Last week the Gambia Government sent a delegation of 18 officials to the funeral of a Senegalese Politician, this week President Barrow received the Indian President and apparently visited Mauritania using a private jet, leaving the Indian President behind. All these activities consume funds which could have been used on development initiatives. This highlights that acquiring loans and grants is not an impossible task for Gambian authorities. How we spend it, however, is something we need to seriously consider. According to NAM for Wuli West, Hon. Sidia Jatta “it is not bad to take loans, but we must take loans to do away with taking loans. We don’t take loans to be takers of loans forever”.
Instead of acquiring more loans on initiatives which generate no revenue can the Government prioritise loans for profitable ventures which can generate enough funds to repay loans? For example a loan acquired to improve the capacity of The Gambia’s fishing industry combined with a cancellation of all external fishing agreements to enable Gambia to sell fish at a larger scale to international market. The revenue generated from these activities can be used to pay off loans. There by exiting the debt trap.
According to the 2019 Budget Speech “The 2019 budget will continue to be anchored on limiting Net Domestic Borrowing to 1.3 percent of GDP. This will be achieved through applying fiscal discipline to narrow down the deficit and control domestic borrowing.”
Was OIC funding supposed to be Grants or Loans?
Many have expressed concern that they were under the impression that the Gambia’s OIC bid wouldn’t cost Gambian taxpayers a butut. On the contrary, both the Finance Minister and a PDOIS NAM rejected this notion. Questioning the possibility of the OIC being free Hon.
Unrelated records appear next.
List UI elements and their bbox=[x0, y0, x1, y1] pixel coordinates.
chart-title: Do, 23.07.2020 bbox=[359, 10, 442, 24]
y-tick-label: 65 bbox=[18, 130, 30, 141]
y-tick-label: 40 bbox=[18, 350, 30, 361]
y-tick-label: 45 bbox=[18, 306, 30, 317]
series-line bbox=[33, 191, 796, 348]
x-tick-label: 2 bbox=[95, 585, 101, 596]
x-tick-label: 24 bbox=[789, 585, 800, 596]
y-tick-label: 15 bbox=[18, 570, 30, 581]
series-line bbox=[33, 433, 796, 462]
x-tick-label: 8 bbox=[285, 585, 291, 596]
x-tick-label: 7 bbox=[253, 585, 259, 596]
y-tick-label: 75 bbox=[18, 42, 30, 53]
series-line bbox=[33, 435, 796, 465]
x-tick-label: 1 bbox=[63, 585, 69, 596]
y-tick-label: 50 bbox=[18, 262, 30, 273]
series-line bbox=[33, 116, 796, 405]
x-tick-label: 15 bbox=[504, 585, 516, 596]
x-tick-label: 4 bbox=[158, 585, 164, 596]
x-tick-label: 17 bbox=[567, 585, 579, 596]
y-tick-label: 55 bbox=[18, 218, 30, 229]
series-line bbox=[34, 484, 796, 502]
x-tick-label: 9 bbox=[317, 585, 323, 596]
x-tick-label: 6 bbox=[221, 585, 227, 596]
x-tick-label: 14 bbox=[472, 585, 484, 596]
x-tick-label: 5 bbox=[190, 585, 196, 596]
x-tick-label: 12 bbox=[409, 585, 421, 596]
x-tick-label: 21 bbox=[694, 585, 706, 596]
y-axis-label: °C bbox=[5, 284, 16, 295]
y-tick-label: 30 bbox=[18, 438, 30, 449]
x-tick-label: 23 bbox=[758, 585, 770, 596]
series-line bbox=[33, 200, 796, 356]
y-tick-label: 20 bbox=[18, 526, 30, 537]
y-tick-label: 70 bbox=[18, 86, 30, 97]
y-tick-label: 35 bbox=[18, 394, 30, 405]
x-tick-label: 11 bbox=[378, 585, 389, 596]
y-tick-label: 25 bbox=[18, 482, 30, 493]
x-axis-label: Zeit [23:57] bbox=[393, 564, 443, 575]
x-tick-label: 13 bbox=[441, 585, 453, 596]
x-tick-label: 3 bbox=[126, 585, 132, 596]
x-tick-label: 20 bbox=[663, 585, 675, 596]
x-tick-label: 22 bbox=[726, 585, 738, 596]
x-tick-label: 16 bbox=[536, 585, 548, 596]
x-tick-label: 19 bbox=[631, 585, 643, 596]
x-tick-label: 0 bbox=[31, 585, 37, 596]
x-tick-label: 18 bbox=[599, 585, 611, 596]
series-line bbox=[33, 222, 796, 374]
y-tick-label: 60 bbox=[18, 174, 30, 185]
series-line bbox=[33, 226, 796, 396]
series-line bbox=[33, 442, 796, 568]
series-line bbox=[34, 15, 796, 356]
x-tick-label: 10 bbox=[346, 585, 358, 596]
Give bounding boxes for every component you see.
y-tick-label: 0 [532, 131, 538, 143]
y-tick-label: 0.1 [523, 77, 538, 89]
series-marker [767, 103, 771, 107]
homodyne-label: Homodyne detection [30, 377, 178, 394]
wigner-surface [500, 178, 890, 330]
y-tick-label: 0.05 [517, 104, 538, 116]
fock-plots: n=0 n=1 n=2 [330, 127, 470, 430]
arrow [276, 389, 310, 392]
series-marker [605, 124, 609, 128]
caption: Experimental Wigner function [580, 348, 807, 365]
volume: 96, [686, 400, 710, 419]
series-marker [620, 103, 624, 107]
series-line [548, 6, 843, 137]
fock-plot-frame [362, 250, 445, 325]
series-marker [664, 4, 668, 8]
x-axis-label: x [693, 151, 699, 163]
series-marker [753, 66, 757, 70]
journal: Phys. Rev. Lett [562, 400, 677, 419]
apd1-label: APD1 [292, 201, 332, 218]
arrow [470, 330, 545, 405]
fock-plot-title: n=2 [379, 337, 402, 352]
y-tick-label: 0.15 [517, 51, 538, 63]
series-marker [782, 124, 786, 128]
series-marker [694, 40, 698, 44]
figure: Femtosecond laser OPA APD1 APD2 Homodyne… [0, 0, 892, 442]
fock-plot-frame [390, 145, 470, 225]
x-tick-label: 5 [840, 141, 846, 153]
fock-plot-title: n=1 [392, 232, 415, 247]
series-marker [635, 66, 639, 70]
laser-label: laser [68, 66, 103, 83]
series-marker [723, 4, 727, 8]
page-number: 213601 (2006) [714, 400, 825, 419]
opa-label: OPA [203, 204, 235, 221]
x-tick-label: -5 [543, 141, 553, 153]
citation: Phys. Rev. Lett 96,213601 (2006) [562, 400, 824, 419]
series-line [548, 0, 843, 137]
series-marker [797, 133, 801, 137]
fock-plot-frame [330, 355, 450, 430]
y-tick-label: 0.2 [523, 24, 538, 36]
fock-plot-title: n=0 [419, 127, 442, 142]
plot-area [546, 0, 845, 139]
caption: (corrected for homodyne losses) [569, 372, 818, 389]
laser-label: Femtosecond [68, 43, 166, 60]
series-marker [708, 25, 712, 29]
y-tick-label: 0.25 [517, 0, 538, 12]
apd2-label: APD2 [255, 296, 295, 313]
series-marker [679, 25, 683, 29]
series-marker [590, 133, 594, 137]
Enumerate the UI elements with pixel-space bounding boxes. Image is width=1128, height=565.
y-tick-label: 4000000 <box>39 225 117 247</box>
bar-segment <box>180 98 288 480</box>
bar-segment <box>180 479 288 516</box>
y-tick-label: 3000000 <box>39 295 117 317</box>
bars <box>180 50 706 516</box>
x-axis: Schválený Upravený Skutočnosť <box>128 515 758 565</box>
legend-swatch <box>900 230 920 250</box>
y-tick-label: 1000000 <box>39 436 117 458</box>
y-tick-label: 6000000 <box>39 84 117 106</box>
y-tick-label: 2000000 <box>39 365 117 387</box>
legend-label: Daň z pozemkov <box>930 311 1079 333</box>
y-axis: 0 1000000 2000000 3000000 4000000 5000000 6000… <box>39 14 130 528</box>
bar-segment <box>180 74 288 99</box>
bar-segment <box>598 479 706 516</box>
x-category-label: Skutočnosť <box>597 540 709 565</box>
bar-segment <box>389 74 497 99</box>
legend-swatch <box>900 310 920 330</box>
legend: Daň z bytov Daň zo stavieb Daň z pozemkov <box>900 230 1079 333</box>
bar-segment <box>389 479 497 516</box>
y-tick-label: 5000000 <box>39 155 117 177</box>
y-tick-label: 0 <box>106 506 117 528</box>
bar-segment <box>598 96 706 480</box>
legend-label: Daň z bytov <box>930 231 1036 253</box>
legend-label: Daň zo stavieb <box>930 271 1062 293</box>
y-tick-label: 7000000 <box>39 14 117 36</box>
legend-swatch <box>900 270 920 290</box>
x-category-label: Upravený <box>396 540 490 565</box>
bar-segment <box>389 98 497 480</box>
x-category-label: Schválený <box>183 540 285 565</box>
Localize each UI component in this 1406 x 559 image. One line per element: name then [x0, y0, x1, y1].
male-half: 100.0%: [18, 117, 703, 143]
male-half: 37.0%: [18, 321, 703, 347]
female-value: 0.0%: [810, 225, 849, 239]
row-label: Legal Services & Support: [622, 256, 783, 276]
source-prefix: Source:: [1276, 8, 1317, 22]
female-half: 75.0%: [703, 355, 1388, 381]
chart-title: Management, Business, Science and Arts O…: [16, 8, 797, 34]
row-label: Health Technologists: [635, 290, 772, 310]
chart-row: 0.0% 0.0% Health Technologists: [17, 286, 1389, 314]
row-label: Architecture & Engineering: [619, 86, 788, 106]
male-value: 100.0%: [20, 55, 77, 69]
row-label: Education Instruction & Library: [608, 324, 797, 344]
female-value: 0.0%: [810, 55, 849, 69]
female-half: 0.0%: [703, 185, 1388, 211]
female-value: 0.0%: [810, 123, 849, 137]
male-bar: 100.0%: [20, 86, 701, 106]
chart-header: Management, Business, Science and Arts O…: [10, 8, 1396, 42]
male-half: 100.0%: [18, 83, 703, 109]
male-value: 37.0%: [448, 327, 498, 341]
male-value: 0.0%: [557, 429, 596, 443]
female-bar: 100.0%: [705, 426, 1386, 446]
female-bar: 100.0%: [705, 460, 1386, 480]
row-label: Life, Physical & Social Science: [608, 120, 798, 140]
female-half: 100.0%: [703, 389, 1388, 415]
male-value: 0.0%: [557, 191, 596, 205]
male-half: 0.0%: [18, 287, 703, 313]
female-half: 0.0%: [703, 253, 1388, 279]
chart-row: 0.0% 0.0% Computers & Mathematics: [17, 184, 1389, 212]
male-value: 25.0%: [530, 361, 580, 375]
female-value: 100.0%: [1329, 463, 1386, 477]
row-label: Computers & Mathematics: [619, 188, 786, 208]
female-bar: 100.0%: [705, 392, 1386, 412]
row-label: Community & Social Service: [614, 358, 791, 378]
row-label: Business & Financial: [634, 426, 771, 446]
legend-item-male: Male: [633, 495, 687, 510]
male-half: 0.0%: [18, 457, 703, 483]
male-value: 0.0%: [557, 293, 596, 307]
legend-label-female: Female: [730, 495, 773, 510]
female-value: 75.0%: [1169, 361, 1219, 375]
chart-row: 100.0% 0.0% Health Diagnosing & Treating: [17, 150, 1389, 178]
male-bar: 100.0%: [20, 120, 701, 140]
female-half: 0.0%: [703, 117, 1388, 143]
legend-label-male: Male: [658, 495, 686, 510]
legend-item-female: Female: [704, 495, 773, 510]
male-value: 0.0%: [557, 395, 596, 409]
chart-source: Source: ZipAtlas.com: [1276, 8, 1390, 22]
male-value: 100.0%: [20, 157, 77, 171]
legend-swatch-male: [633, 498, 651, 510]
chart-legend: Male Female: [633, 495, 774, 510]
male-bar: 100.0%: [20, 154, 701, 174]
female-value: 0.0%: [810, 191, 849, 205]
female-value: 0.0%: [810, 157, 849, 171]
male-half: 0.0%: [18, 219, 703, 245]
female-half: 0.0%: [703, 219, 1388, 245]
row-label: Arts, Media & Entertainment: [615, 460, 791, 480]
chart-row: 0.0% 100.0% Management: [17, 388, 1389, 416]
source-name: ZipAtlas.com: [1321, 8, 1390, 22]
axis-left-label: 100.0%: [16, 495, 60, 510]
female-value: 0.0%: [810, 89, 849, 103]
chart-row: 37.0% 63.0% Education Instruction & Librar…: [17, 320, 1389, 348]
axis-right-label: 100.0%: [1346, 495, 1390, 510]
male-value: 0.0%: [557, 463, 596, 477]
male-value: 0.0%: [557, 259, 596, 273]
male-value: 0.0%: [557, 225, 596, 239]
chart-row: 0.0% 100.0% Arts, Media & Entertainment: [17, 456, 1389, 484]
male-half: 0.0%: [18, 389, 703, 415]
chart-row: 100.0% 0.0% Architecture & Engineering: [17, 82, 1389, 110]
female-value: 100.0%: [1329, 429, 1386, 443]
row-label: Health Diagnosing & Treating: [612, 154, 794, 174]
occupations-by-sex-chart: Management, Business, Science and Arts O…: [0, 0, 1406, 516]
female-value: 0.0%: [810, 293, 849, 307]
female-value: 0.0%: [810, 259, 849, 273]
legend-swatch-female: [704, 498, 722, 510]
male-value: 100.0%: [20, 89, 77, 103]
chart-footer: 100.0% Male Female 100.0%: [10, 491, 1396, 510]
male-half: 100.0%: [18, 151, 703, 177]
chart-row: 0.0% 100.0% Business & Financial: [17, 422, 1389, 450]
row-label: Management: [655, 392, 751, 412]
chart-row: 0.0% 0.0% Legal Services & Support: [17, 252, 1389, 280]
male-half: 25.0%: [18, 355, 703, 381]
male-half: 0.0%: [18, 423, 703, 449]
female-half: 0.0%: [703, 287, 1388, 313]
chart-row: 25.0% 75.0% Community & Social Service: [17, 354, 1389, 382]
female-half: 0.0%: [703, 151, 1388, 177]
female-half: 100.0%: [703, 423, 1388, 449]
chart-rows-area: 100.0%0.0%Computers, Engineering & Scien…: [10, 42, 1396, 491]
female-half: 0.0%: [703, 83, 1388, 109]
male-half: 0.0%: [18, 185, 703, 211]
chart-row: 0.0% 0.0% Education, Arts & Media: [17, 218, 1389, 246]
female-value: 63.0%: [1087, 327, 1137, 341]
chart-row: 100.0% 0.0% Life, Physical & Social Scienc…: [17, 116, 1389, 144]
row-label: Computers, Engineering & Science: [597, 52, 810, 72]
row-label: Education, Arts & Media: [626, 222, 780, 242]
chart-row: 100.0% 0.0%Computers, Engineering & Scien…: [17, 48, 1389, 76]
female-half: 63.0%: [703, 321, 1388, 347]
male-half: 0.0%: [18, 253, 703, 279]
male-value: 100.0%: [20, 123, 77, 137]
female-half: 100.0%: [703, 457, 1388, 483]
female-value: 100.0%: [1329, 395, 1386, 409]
Sidia Jatta opined that “it’s not possible for Gambia to become a member and not to spend anything when a conference is going to be held in The Gambia. It does not make sense. Are we beggers?”
Questioning Hon. Mambouray Njie on the OIC being a bunya “free for Gambian taxpayers” he explained that “if you say 60% is bunya “free” but we also determine and we want to make sure it’s in line with our National Development Plan”. According to the Minster “We have our National Development Plan…. If it was like we just take our hat and just said ngirri yallah “begging for help” maybe it will be different but … we said Infrastructure and Energy these are the priority areas. So when you [donors]come in we make sure you fall we in [line with the NDP]we have to also contribute.”
Back in May 2019, OIC PRO, Essa Bokar Sey told journalists that “the money for maintaining the OIC is not from the Gambia Government it’s from the OIC Secretariat”. Mr. Sey made this statement at a period when headlines were rife of The Gambia relinquishing the OIC 2019 summit.
Mostly Loans or Grants?
According to the details provided by the Finance Minister $60.5 Million USD are loans and $32 Million USD are grants. In simple mathematics this equates to 65% loans and 35% grants. Meaning a large share of the financing agreement is “soft loans”.
However, in an exclusive interview with the Finance Minister right after the loans were ratified he explained that the amount of loans is calculated using an economic model. “When you calculate the grant element there is a model. It includes the grace period, there’s obviously a grant element which is imported that’s why it is 60% grants. When you look at the two grants for water and electricity … it also has a grant element.”